60 Seconds with...Dr Andreas Bereczky
Dr Andreas Bereczky is Executive Vice President of Technology and Production at ZDF German Television, a position which he has occupied since 2004. Hungarian born, he has had a long and varied career, first qualifying as a motor electrician and aircraft engineer before forging a career in multimedia and IT after gaining a PhD Degree from the Technical University of Aachen in 1985. He is one of an august panel of speakers at the keynote session ‘The Next Wave of Technology’ on Thursday 12 September at 17:00.
Q: You are speaking in the session titled ‘The Next Wave of Technology’. Briefly, what do you see that wave being comprised of?
A: Of course UHD1 could be one of the most significant waves in next years. But, we should not forget HD in 1080p coding to broadcast. It makes more sense to take the next small step not a big jump. And we should not forget the smaller waves which will change our broadcast landscape in the nearer future like DVB-T2, HEVC and the Companion Screen.
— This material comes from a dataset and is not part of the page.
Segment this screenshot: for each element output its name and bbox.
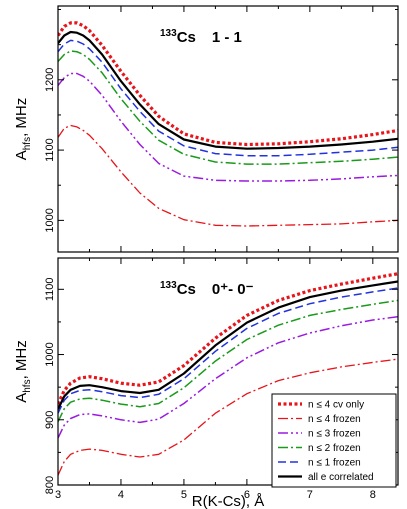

Q: What do you see as being the major change the industry is currently facing: the way that content is made or the way it is being consumed?
A: In Germany, the viewer has not changed their way of watching live television at all. But nowadays our customers have also the possibility to consume our programmes and services not only on the big TV screen. So our task is to produce the content with the right parameters for the right device with the right way of distribution.
Q: How difficult will it be for traditional broadcast as we understand it to thrive and prosper over the next few years?
A: It really isn’t a technical question. It depends on the content and on how attractive our programme will be in the coming years. Our live content especially has the potential to give our viewers a delightful/appealing television experience which on-demand cannot.
Q: Who is leading innovation at the moment. Broadcasters? Vendors? Or is it coming from another direction entirely?
A: The manufactures now jump from one Full-HD-3D-secondscreen-touch-thinnest-biggest device to another. And UHD 4k. That's really great for the consumer who always wants to be the first in the neighbourhood and furthermore has enough money. But we, as a public broadcaster, should be well advised not to be always the leader in this subject. Look at the 3D story.
Q: Your are Executive Vice President of Technology and Production at ZDF. Are there any problems with production that you would still like to see solved?
A: Optimised business processes are one of the key points in the business to improve the measures of speed, service and not to forget the cost. At the moment, we are keeping an eye on the service-oriented architecture (SOA) solutions and how to transfer them effectively to the broadcast world. Furthermore, I have a dream….that in the future all devices from all vendors can be integrated in a given networked infrastructure.
Q: How global is the picture of innovation? Are we ready to genuinely talk about a global industry moving forward at the same pace yet?
A: No. The broadcast world still has most diverse local interests and basic prerequisites. Accordingly, the market players always have to make individual decisions.
Q: Recent data shows that consumer uptake of some new technologies such as Connected TV is smaller and happening slower than previously expected. Is the industry sometimes guilty of technological determinism? Much as with stereo 3D, of just assuming that consumers will want it because we can provide it?
A: 3D with glasses may have its right to exist in cinema on an event basis. But for general TV broadcasting it is no solution as long as you need glasses and as long as production costs are two or three times that of normal HD productions. The BBC just stopped 3D broadcasting, we never started. The television business is developing slower than the IT business. Just think about how long it took to change from 4:3 to 16:9 or analogue to DVB. But when it’s there, it is consistent for a while.
Q: If you had to list one technology that you think will be most disruptive over the course of the next decade, which one would it be and why?
A: The discussions about the digital dividend and the 700MHz band could really point the way for the future of terrestrial television services. Mobile Broadband and Digital Terrestrial Television need to find a way to cooperate in the future.
Q: What emerging technologies are you looking forward to seeing at IBC2013?
A: Content management systems, automated multichannel playout and, of course, 4K / 8K – what else!